NJ Ayuk, Chairman of the African Energy Chamber, attributed much of the problem to weak investment and restrictive regulations. “You can send crude and LPG across borders, but an African holding an African passport can’t move freely,” he remarked, lamenting the $15.7 billion annual shortfall in Africa’s energy infrastructure investment.
While Nigeria grapples with underperformance, other African nations are ramping up refinery projects that could shift the balance of power in regional fuel markets. From Ethiopia to Senegal, Angola to Uganda, a wave of new plants and rehabilitations is reshaping Africa’s refining landscape—potentially challenging Nigeria’s aspiration to become the continent’s energy hub.
Ethiopia, for example, is developing the 70,000 barrels-per-day Gode Refinery in partnership with China’s GCL, designed to process domestic crude from the Ogaden Basin. Senegal has unveiled plans for a second national refinery, estimated to cost between $2 billion and $5 billion, targeting completion by 2029. Angola is advancing the Cabinda Refinery, slated to begin operations in 2025, alongside the ambitious 425,000 barrels-per-day Sonaref project expected by 2027.

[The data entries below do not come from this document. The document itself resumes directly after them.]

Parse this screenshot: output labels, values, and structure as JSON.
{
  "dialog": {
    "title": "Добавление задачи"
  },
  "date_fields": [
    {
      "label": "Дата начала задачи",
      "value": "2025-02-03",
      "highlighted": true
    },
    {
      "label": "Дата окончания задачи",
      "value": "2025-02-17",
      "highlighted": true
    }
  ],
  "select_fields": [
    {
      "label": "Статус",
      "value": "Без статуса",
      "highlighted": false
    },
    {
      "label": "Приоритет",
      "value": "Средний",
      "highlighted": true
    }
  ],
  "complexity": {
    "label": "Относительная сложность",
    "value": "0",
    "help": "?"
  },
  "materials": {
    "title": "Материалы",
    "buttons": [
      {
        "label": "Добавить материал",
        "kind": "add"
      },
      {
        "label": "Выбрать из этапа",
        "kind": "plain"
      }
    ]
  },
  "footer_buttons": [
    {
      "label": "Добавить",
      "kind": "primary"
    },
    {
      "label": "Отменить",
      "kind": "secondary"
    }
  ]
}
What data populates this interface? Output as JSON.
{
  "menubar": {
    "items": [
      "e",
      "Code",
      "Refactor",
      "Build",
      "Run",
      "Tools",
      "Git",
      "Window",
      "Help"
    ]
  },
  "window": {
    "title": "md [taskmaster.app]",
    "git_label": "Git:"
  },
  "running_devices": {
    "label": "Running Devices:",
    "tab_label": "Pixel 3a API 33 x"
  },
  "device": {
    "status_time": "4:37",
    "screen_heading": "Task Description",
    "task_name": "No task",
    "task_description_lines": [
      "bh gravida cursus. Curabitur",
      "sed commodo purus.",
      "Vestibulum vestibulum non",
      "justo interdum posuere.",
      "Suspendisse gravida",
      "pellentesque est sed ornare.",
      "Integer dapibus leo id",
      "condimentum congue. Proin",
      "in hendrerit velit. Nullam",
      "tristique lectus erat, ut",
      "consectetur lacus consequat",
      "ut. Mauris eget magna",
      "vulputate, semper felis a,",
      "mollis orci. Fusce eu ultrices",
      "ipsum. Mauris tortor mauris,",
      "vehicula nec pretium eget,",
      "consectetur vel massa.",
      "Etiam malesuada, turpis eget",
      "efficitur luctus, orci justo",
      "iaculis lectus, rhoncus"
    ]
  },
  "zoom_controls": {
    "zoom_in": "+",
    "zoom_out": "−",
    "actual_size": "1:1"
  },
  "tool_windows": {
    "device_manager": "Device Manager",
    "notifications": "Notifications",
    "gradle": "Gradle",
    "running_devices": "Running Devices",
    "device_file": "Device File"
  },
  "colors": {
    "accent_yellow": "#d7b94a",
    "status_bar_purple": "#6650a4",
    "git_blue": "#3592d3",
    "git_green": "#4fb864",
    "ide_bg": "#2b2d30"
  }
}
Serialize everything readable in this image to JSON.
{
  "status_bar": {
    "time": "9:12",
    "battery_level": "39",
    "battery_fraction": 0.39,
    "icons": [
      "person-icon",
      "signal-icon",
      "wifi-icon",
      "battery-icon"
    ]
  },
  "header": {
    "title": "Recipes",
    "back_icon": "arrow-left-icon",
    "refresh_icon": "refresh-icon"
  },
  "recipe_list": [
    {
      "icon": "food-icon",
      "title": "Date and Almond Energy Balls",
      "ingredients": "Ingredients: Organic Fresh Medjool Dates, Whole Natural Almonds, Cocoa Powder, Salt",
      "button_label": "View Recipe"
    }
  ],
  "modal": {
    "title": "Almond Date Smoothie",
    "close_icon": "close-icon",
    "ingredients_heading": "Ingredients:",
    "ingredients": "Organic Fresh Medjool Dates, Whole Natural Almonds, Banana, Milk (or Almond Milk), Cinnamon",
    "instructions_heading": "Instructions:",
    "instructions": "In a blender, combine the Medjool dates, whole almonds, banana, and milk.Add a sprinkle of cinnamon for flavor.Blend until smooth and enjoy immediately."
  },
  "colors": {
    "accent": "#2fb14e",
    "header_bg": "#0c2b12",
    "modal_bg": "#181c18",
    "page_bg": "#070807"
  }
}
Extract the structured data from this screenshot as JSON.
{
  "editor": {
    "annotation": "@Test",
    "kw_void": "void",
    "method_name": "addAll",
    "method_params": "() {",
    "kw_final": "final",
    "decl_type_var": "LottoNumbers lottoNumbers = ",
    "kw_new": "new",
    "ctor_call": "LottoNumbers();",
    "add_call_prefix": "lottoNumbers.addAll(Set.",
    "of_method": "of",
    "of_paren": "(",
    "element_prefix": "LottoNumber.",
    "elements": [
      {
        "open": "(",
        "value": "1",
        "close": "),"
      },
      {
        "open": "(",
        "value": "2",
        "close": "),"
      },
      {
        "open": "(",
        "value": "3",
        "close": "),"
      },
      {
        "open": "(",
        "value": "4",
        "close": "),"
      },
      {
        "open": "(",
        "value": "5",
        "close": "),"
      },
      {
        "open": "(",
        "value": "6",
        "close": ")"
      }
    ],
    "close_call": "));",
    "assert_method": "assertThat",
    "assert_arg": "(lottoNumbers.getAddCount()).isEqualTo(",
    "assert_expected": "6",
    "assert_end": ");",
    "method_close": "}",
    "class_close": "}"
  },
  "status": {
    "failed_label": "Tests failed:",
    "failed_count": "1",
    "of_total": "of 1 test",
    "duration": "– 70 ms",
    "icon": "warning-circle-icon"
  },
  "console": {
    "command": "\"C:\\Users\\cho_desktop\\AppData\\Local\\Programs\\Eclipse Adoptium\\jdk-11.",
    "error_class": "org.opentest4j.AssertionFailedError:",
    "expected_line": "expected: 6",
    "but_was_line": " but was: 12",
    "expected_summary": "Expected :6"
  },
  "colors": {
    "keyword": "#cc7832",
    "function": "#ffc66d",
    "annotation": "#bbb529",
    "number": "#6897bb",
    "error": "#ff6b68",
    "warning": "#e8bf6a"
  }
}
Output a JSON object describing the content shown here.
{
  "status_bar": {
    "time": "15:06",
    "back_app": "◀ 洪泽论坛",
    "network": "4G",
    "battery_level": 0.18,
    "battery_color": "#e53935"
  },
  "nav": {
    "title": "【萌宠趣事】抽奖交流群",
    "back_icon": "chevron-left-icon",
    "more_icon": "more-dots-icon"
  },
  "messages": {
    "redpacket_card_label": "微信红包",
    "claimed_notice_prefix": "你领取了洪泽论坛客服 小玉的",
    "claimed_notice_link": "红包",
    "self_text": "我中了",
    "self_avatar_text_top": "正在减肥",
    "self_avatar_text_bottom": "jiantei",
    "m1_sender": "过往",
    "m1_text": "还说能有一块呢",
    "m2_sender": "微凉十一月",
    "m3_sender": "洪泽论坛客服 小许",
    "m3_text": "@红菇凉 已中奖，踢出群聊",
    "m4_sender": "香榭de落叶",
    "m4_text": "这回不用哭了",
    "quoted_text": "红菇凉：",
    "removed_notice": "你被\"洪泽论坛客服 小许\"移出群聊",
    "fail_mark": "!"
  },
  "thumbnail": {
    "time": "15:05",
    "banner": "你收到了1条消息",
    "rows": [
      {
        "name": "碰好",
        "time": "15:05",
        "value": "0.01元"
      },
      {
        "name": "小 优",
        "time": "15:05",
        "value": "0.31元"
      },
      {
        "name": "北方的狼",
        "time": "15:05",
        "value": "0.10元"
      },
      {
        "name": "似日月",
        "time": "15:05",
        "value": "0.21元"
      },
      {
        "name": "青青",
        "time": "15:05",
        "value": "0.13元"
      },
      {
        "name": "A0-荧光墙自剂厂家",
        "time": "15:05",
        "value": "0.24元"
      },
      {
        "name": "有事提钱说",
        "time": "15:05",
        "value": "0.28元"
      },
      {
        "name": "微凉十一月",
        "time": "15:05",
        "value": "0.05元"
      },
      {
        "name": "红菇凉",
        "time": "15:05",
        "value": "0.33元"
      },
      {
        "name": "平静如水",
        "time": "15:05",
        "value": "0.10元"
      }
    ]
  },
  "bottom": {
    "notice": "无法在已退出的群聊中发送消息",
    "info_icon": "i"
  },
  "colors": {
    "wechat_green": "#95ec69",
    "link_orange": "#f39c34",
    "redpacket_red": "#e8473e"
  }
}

Uganda’s long-delayed Hoima Refinery is nearing financial close, while Ghana’s Tema Refinery resumed operations in 2024 after years of inactivity. Elsewhere, Egypt’s Midor Refinery expansion has boosted capacity to 160,000 barrels per day. These, combined with refinery revivals in Cameroon, Libya, and Côte d’Ivoire, represent the most aggressive push for African self-sufficiency in decades.
Still, the African Refiners and Distributors Association (ARDA) warns that such projects barely scratch the surface. The continent, according to ARDA’s Executive Secretary Anibor Kragha, would need at least six Dangote-sized refineries to meet current demand. He cited regulatory ambiguity, financing bottlenecks, and the global energy transition as key obstacles deterring investors.
The stakes are high. OPEC forecasts that Africa’s oil consumption will grow from 1.8 million barrels per day in 2024 to 4.5 million barrels by 2050, reducing crude exports by over one million barrels daily. The organisation estimates a $100 billion investment gap in refining capacity by mid-century, warning that without aggressive funding and policy reform, the continent will remain vulnerable to fuel import shocks for decades.
For Nigeria, the message is clear: refining capacity alone is not enough. Until domestic crude supply, pipeline integrity, and regulatory coherence improve, Africa’s most ambitious refinery may continue to underperform—while its neighbours quietly close the gap.